"It was a wonderful opportunity to be able to learn from the professors here and work with fellow student designers."
Asha Thomas is a graduate from Lake Washington Institute of Technology’s Bachelor of Applied Science in Design program. As a designer, she prefers to create designs for physical products. Her passion is toy design and the creative thought process that goes behind creating these products. Her work has included creating a flatpack doll house that had been featured as Lake Washington’s 2022 Research Symposium. She has collaborated with fellow designer Rebecca Fletcher and Public Health student Yemi Gudeta to design a measles vaccine informational campaign. Additionally, she collaborated with designers Rebecca Fletcher and Sage Abplanalp and the City of Kirkland to create two wrap designs and an interactive EPUB. Asha’s goals are to go on and work with toy company as a product designer. She wants to continue to design items that make the world a more cheerful place.
DEVELOPING CHILDREN'S FINE MOTOR SKILLS THROUGH IMAGINATIVE PLAY
For this project, I chose to design a toy product for preschool children (3-5 years old.) I wanted to design a product, that was not only fun, but encouraged a child to develop a skill through interactive play. Additionally, I wanted to create a project that would improve her 3D modeling skills. The objective, for the project, was to teach and encourage several fine motor skills for the preschool age group. The goal was also to have created several 3D-printed working prototypes of the products.
To begin this process, I researched what age children are when they are typically developing certain sets of fine motor skills and what those skills are. This helped me choose what age group I wanted to target for my design. From there, I did a competitive analysis of on-the-market products for that age group. This helped me understand better what children enjoy and what fine motor skills these products commonly target.
Once I completed the research phase, I could move onto the design phase. It started by choosing several potential fine motor skills to work with. From there, I did several rounds of rapid sketched designs using those fine motor skills. Those designs used different themes and ways of incorporating fine motor skills into the product. This helped me decide a theme and what types of products I wanted to design.

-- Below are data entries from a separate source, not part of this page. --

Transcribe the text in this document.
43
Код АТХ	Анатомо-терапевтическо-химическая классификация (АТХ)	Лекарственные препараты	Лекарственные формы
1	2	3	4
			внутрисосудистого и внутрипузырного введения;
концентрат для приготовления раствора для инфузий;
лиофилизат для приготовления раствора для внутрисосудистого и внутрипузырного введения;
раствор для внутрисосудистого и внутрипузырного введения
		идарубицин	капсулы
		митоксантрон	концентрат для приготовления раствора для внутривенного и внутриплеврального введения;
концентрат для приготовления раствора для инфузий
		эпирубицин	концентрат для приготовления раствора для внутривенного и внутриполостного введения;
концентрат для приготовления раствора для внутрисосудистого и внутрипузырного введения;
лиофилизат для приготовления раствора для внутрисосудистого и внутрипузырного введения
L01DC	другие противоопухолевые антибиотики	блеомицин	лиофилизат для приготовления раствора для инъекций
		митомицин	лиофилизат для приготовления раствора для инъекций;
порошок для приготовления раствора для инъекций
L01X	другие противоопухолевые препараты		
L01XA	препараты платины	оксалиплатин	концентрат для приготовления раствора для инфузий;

With my selected theme and skills, I then could create syntax looking more in-depth at the theme I chose to work with, which helped know what toy products I wanted to create. I then drew several rough concepts of these products. In addition, I worked in Fusion 360 to create several rough concepts of the larger piece I planned on making. After that, I could select what designs I wanted to make. From there, each item’s design was refined and created in detail in Fusion 360. I could then print the 3D objects and run a laser cut test of the larger object. Once all the objects were made, I could then prep them from their finished form.
My deliverables included a process book, 3D printed toys, and a medium scale lemonade stand. Some examples of this can be seen below.
In conclusion, I was able to complete my goals of improving my 3D modeling skills, making all the physical objects required, having products the use fine motor skills, and developing my understanding of toy design further. I hope that my target audience would have fun with the product and practicing their fine motor skills. I learned more about childhood development in young children and that there are many fun ways to learn new skills in life. If I continued this project, I would like to improve the materials of the objects and refine the function of the toys.